Might a more plausible explanation be the calcium supplements I'd been taking?
"Yes, absolutely," Goldstein conceded. "Depending on the type of calcium you take, and how well your body is able to keep calcium soluble. You need adequate potassium to do this, and your level is very low. If we can get your potassium to go up, your calcium will come down to a bioavailable range ... the ratio of your calcium to magnesium also has a lot to do with it."
Like 74 percent of Goldstein's clients, I was shown to be a slow oxidizer. Apparently, I also had a pattern associated with allergies, adrenal insufficiency, depression, hypothyroidism, hypotension, fatigue, low libido and glucose intolerance. Curiously I hadn't ever felt any of these symptoms -- except maybe the occasional touches of fatigue and low libido, but who hasn't? My iron levels were also low, Goldstein said. Never mind that a blood test taken the week I'd had my hair sampled revealed healthy iron levels.

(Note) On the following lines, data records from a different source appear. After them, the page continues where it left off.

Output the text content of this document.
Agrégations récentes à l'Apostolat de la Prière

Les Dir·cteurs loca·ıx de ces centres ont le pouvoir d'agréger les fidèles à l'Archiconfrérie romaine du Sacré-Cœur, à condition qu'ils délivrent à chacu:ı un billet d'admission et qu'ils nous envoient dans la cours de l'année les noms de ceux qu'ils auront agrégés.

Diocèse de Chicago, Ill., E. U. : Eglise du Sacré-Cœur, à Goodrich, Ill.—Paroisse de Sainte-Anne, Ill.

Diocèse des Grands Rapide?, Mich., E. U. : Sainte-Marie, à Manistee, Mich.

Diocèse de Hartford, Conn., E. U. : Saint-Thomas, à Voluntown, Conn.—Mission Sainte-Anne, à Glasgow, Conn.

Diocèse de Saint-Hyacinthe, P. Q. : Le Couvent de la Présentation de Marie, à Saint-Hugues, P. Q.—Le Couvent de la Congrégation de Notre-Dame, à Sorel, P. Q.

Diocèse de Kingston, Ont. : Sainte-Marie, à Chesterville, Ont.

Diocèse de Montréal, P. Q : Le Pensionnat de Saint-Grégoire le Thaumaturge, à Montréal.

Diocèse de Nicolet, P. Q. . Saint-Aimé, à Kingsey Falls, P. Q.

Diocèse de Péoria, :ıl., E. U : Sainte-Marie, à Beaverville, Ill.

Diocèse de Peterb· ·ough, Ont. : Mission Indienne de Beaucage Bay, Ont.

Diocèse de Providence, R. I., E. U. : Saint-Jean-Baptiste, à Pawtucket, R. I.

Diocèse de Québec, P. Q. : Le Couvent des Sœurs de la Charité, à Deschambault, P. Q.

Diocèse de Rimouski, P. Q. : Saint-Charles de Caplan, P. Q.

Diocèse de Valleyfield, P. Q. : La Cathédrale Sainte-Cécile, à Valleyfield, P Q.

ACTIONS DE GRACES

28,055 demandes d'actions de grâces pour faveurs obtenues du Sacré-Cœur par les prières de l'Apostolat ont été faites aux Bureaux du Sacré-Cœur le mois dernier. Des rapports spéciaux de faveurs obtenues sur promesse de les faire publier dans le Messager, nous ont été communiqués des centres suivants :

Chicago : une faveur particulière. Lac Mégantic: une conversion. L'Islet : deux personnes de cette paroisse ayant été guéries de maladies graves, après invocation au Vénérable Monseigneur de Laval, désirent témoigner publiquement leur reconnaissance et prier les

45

I poked around for an explanation. "The state of the health of the body may be entirely unrelated to the physical and chemical condition of the hair," researchers wrote in the Journal of the American Medical Association some 30 years ago, when hair analysis first became popular among holistic healers. In 2001, JAMA published a study showing hair-mineral analyses vary wildly among labs, with the authors recommending that health-care practitioners "refrain from using such analyses to assess individual nutritional status or suspected environmental exposures."
Hair analysts countered this report by explaining that some labs wash the hair, which produces inaccurate results; the Phoenix lab that tested my hair, one of the most reputable, leaves the hair intact. But its founder also makes several of the supplements that Goldstein subsequently recommended: eight different products, to be taken three times a day, at an estimated quarterly cost of $180 to $225. It seemed a little excessive for a healthy, happy woman of 32.
It's been a week now, though, and I haven't tossed the results. Why? A sports nutritionist friend in Colorado confirmed that, from the sound of it, my calcium pills were probably giving me too much of a good thing. I've booked a doctor's appointment to have my thyroid checked, and am seriously considering following Goldstein's program -- even undergoing another hair analysis in the late summer. After a few months of paying closer attention to my nutrition and doing some more pricey primping, we'll see what the hair has to say.